One of the biggest questions so far:  What do you mean by “tribes?”


sharing a cup

Great question!  It’s become clear that I’ve done a poor job of explaining what we mean by this, so thanks so much for the chance to clarify…

Basically, all we’re saying is Don’t try to live the Christian life alone.  You can’t do it alone.  I can’t do it alone.  We need to live and walk and practice with at least one other person.  And this is why we’ve been encouraging everyone to “find your tribe”.

Does it have to be an official Practice community sanctioned tribe?  Certainly not.  Many of us have been in small groups for years…which is great.  Or some may want to be a part of another kind of tribe during the week, but just attend the Practice gathering on Sunday night.  That works too.  There is no one-size-fits-all for community.  But isolation is not an option.  We need to find a tribe that works for us.
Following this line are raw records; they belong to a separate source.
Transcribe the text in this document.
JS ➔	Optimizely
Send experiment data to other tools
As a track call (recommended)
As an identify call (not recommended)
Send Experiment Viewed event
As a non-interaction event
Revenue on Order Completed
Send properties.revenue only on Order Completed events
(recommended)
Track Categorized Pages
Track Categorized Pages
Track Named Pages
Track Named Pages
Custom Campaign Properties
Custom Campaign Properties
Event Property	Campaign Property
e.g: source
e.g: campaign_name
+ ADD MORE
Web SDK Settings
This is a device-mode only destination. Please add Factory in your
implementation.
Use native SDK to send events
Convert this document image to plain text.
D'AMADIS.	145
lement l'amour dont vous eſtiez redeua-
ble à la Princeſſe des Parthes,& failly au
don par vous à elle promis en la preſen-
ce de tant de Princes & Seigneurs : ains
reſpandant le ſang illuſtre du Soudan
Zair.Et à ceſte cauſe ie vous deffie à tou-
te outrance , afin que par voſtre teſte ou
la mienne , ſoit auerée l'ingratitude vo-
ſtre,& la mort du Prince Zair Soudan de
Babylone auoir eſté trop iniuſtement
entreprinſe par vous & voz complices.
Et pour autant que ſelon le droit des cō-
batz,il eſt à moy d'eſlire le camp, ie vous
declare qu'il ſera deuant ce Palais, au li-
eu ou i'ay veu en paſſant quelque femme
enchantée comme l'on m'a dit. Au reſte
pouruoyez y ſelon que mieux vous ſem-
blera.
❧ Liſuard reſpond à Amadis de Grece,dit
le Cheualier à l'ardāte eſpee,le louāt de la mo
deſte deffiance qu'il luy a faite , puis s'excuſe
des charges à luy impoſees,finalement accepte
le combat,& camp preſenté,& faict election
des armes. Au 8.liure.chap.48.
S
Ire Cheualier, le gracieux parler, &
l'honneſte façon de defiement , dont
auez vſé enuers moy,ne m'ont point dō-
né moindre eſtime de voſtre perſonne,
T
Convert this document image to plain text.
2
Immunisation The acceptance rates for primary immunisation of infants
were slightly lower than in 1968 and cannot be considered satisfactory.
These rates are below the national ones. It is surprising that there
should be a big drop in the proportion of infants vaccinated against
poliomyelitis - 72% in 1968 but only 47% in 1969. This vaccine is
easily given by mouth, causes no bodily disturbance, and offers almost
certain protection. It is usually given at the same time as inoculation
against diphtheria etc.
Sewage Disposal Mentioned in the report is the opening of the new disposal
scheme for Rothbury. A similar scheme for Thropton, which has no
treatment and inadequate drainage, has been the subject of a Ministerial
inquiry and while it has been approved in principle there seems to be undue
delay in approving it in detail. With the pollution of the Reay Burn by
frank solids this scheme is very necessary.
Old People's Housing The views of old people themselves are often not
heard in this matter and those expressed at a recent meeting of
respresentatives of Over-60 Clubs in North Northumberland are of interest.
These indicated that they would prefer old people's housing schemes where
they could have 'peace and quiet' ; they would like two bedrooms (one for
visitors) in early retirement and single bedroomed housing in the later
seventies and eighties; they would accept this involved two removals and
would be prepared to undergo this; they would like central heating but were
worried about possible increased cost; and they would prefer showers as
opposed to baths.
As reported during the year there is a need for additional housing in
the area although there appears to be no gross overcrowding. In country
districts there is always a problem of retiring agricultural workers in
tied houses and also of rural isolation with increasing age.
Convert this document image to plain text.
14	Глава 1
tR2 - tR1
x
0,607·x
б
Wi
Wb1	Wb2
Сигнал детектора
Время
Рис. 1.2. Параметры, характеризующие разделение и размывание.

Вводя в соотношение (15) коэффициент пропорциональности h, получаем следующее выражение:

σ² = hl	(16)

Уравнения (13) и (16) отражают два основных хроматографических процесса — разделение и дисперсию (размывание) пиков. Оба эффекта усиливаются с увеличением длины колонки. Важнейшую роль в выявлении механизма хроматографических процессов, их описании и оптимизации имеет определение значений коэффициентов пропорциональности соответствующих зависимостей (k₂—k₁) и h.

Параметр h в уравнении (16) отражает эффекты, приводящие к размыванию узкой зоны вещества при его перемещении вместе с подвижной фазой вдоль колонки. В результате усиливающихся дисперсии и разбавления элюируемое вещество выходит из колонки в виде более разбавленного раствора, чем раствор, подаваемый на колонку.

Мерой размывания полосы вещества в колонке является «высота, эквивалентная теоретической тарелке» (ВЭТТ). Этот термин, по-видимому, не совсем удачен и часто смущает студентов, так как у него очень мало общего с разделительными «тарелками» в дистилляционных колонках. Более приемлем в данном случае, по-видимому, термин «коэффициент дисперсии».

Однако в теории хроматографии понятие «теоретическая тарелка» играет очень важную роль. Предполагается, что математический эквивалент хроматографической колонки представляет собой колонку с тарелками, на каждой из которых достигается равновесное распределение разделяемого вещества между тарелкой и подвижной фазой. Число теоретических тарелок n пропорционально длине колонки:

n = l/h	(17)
One more thing.  Talking about community often unearths deep emotions.  We ALL long to be known and loved deeply, and we’ve ALL been know and loved imperfectly.  Whether it’s our family of origin, broken past relationships, or current loneliness, we ache for the kind of connection that is possible through Christ.  And it IS possible!  But it’s certainly not easy…or common…or quick.

Personally, I’ve only experienced this kind of deep, transforming community a couple times in my life.  It took a long time to build, was gloriously messy, and only lasted for a season.  I am profoundly thankful for those seasons, and have begun to see glimmers of this kind of connection again recently.

So let us take this very seriously, but not be discouraged.  And may we never give up.  God is community, God designed community, God desires that we be in community, and God will lead us into community.

Even in our search for connection, we are not alone.